To all my faithful readers and the new ones here: My dear Marine husband passed away on Monday December 9, 2024 of a massive stroke. Since I write my life, I want you to know that I’ll be all right. Death changes us, but for me, love pulls at me even more intensely.
In Advent, we sing about preparing the way. Like hairy old John the Baptist, we run through our personal deserts, mourning the loss of people we love, of things done and left undone, of the light that we so desperately need.
How fitting that we merge the darkest day of the year (December 22nd) with the preparations for a savior. It’s when we can’t find a way to despair anymore, when tears are spent and the universe expands and grows cold that we are compelled to search for the light again.
As I wrote last post, my nadir came at age nine when Mom and Grammy visited me in the Crippled Children’s hospital, then left without me. The days between my joy of seeing them and my utter disappointment when they didn’t take me with them seemed eternal. I hated that Christmas in 1961.
The staff tried to make us patients feel normal. We made chains of red and green construction paper. We decorated a tree on the sunporch. We trudged through interminable worksheets and laughed at the kid in our Christmas pageant who kept singing, “BALD is the king of Israel.”
As the one-armed angel, my good arm was ready to stop working too. The teacher fastened my wings to my arms. I had to hold up one wing so I could look like a real angel—albeit a wounded one. I can still feel the poke of the tinsel halo on my head as we sang Silent Night.
And on the ward, we also had a nativity scene. Jensen, a nurse’s aide whom I hated, squinted her eyes right at me when she told us, “Don’t touch Baby Jesus.” She’d caught me moving the ox and the sheep around and removing the kings one day when I was bored out of my mind. I told her that the Three Kings weren’t supposed to be there yet, but she just sniffed.
I wasn’t the only girl on the ward who was sad—my friend Beatrice spoke mostly Spanish, but I could tell she was as homesick as I was. At night, I could hear her mumbling and sniffling. Because I was from Yuma, Arizona, I knew what she was saying: A bunch of stuff about hailing Santa Maria and El Senor and then Mama, Papi over and over.
A few days before Christmas, I was about to explode. I kept telling myself that Mom or Dad or Grammy was going to swoop in and rescue me before the big day. I knew it wouldn’t happen, but I couldn’t stop fantasizing. We had to make eclairs with the Grey Ladies (a kind of activity leader) and I got in trouble for smearing whipped cream on another girl’s nose. I figured I might as well be on the naughty list since Santa and God and everybody else ignored my pleas to go home right this minute.

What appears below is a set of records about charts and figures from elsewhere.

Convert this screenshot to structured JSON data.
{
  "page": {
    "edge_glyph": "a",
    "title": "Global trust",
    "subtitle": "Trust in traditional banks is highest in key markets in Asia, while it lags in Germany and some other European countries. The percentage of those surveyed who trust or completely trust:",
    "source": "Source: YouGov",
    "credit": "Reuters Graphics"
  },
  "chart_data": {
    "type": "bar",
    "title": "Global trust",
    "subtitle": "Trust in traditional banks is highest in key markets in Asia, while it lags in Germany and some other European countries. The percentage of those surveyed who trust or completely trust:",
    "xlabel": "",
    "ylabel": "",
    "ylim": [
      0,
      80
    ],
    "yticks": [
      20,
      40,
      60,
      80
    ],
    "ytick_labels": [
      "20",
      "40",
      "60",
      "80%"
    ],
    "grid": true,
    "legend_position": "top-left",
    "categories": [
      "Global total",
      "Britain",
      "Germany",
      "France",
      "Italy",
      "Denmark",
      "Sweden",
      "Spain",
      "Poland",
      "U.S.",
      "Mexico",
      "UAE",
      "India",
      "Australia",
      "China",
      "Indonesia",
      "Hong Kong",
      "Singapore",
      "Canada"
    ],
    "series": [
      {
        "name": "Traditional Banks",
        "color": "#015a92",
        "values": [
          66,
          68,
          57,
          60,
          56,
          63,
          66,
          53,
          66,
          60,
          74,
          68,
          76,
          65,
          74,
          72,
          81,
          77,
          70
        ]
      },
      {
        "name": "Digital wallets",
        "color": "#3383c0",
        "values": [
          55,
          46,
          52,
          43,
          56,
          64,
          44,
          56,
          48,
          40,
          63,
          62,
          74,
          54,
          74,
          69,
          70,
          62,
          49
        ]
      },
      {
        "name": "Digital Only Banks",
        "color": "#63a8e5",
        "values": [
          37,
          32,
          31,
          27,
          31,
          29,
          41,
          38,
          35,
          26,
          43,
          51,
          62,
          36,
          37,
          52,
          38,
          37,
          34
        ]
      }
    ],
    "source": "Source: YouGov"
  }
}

But that night, I lay in my bed with my hand under my pillow, clutching my little white bible. I never cried, but I was about to break my own rule. That’s when I heard Beatrice.
She repeated all the same stuff about Mary and the good old Senor, but somehow it was different. Like her heart might die of homesickness. Like the light might go out of the world.
I slid off my bed and tiptoed to the sunporch. There, the whole Jesus family seemed so calm. The star at the top of the creche spoke to me, saying, “the light is coming. You’ll see.” Jensen echoed in my head. “Don’t touch the Baby Jesus.” I snatched it out of the manger and ran.
Standing at Beatrice’s bedside, I looked at her through her bedrails. I folded her fingers around Baby Jesus and smiled. Her eyes glistened with tears as she whispered, “gracias.”
I jumped back into my bed. I was so much lighter now, despair scudding away like low clouds, I lay on my side, facing Beatrice. She was still doing her hails and Padre Nuestros, but she held onto that figurine like it could keep the world spinning. I think she was right.
If you believe, as I do, that love is what keeps the universe going, then you can prepare your heart the way that December 1961 prepared mine. I learned that even in the worst possible crappy situation, we can look for the light that’s on its way. Preparing our hearts for love, we can leave the darkness behind—if only for a moment.
That night in the crippled children’s hospital. I couldn’t stop staring at Baby Jesus. He nestled in Beatrice’s palm, but his arms reached out to me.
Beatrice is the taller girl alongside Ellen in 1961.
The depth & breadth of your faith & the wisdom you share are gifts to me again & again.
Sending you light & love every day, Linda.
Linda, your writing is beautiful, as always. We will navigate spending the first Christmas without our loved one, together this year.